Williams: Oh bullcrap. You talk about how strong you are, but with strength and power comes responsibility. And one of those responsibilities is learning discipline and self control. Jessie dying is just an excuse for you now!..................................I’m sorry, that should not have been said.
[There was an awkward silence for a while. Horror, still a little dizzy walks along the sidewalk with Dave. They eventually come across North Park; a huge public park with trails, kiddy areas, open field, and much more.]
Williams: Yo Shawn, I’ll be right back. Just go sit over there for a minute.
“Alright”
[Horror heads over to the old, cracked wooden bench. But as soon as Horror sits down, he springs back up. Dave is headed back with two baseball mitts and a baseball.]
Williams: Play ball?
“Not for a while, but it would stretch my arm out. Give me a mitt.”
[Horror and Williams get their mitts on and Dave wails the ball. He throws very hard, but to no avail. That ball only want 20 inches tops. Horror goes and grabs the ball.]
“Rusty, are we? Hehe. Let go a little sooner.”
[Horror throws.]
Williams: I knew that.
[Williams gives shifty eyes and throws a perfect ball.]

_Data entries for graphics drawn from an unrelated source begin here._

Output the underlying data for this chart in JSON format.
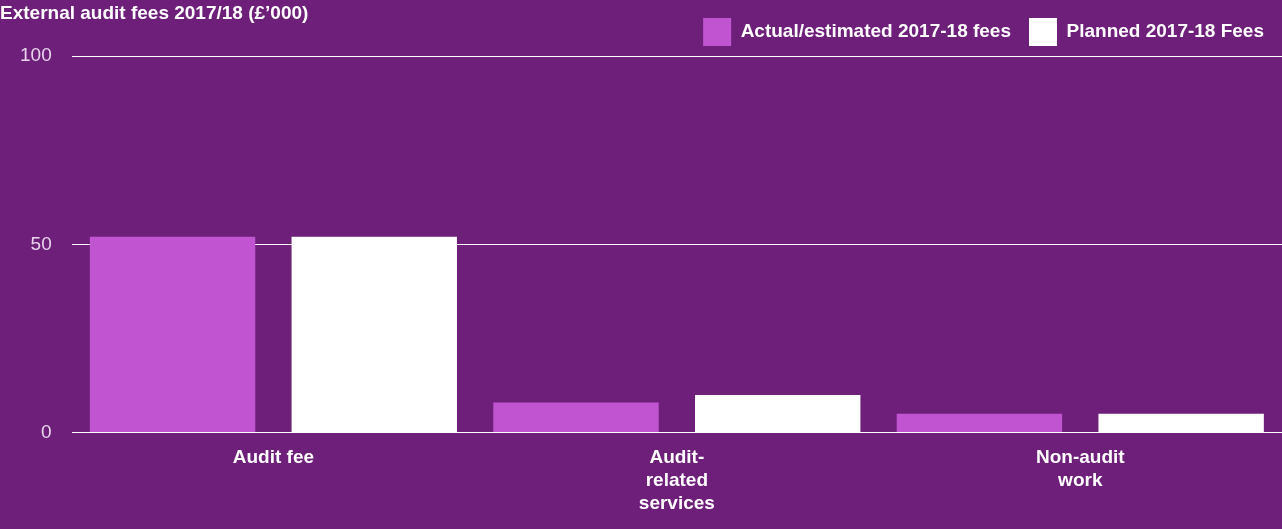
{
  "chart_data": {
    "type": "bar",
    "title": "External audit fees 2017/18 (£’000)",
    "categories": [
      "Audit fee",
      "Audit-related services",
      "Non-audit work"
    ],
    "series": [
      {
        "name": "Actual/estimated 2017-18 fees",
        "color": "#c155d1",
        "values": [
          52,
          8,
          5
        ]
      },
      {
        "name": "Planned 2017-18 Fees",
        "color": "#ffffff",
        "values": [
          52,
          10,
          5
        ]
      }
    ],
    "ylim": [
      0,
      100
    ],
    "yticks": [
      0,
      50,
      100
    ],
    "grid": "y",
    "legend": "top right"
  }
}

“Ouch….hard pass….hey, how does it feel to have the week off?”
[Horror throws.]
Williams: Good I guess. Less stress. You’re going against Luther Castle this week, aren’t you?
[Dave throws]
“Yeah, nut it does not bother me. We disposed of those jokers before, and I know I can do it again against Luther, mano e mano."
OOC: Horrid, I know. I literally had to wait till the last minute. Then I had writers block. But I promise SB will be over the top....for my standerds atleast. So Lee, if you show....then congrats. So say what you guys want....but I ed up.